Saturday, October 20, 2012

MySQL BigInt ID Generation and Friendly URLs


On my quest to find the best way to generate a numerical BigInt id for my MySQL primary key rows for some of my tables. I don't want to rely on the internal clock. I DO care about how the URL of my site will look like look and I don't want to put GUID in the URL.


Let's assume that I have the following tables:

- BOXES
- ITEMS
- USERS

Each user can have several boxes. Each box can have several items. The ITEMS table has a FK to BOXES (BOX_ID).

What I thought about is to use compound key (BIGINT) as primary key that takes into account both the user ID (INT) and a Counter for the specific user.In the URL put the `USERNAME_ID (INT)` and append the TOTAL_NUMBER_OF_BOXES which I save in the table (how many boxes the user have - need to make a select first to get that number before insert) to that number at the end. I will use this number in the URL, for example:

    http://mywebsite.com/boxes/214748364723

2147483647 is the user Id (auto incremented in the table) and 23 is the total number of boxes (INT).

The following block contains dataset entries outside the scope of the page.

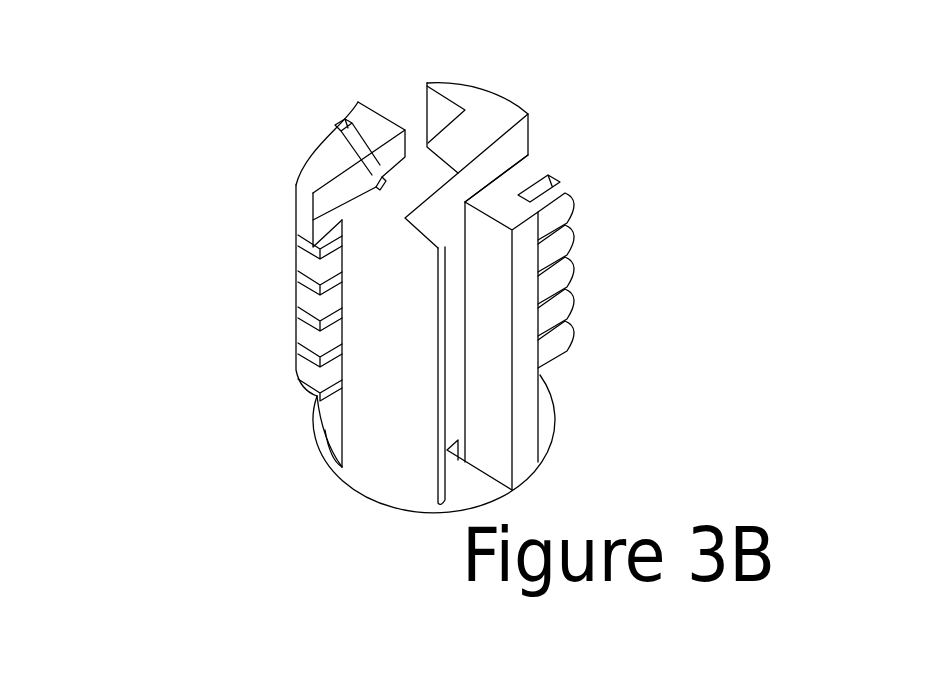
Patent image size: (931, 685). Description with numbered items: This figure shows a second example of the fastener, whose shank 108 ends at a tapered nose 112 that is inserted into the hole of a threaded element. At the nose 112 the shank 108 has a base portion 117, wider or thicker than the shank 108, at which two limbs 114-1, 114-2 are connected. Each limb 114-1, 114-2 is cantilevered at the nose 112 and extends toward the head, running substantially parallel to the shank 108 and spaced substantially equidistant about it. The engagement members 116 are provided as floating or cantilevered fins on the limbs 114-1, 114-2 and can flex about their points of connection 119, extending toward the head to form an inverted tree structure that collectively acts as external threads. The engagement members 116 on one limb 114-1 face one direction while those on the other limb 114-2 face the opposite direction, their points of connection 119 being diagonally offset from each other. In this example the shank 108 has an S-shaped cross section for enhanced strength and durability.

The shank 108 is at (477, 124).
The nose 112 is at (368, 505).
The limb 114-1 is at (353, 116).
The limb 114-2 is at (528, 423).
The engagement members 116 is at (302, 270).
The base portion 117 is at (337, 433).
The point of connection 119 is at (340, 143).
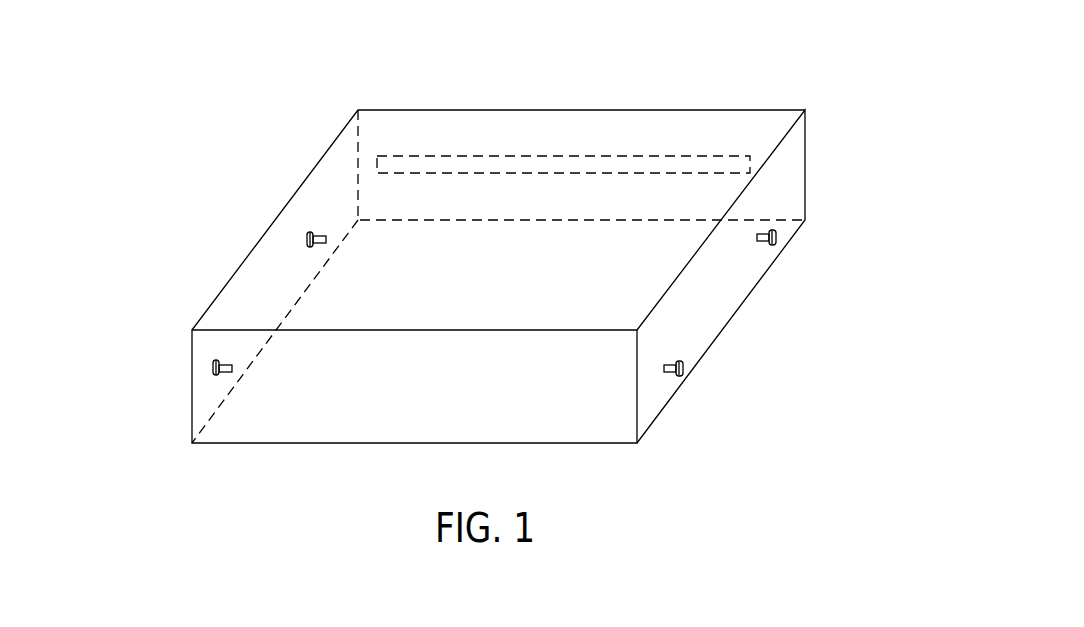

When I read the URL, I extract the number and query the BOX table by that number.

What I'm trying to achieve is to use numerical BigInt primary keys, making them unique and take advantage of some of the cumulative user data that I store in the user's for that.

I wanted to know what do you think of such solution. **Another option** is create that number not as primary key, but as a regular columns with index. So I can use GUID as the primary key, but query the data based on other numerical value which I use in the URL.

So my main focus is to find a solution that will help me scale the database later on by using non auto-incremental fields, use GUID instead, not rely on internal clock (invites problems), but at the same time create a URL with numerical values instead of characters that I can extract and query the database using that data.

I want to here your opinion about that and any suggestions or improvements will be welcomes.

I wanted to use a numerical BigInt sequential id like using uuid_short(), but I am afraid of relying on the internal clock to generate and Id.

My application will be hosted on Amazon EC2 and I use MYSQL with ASP.NET 4.5. Thanks.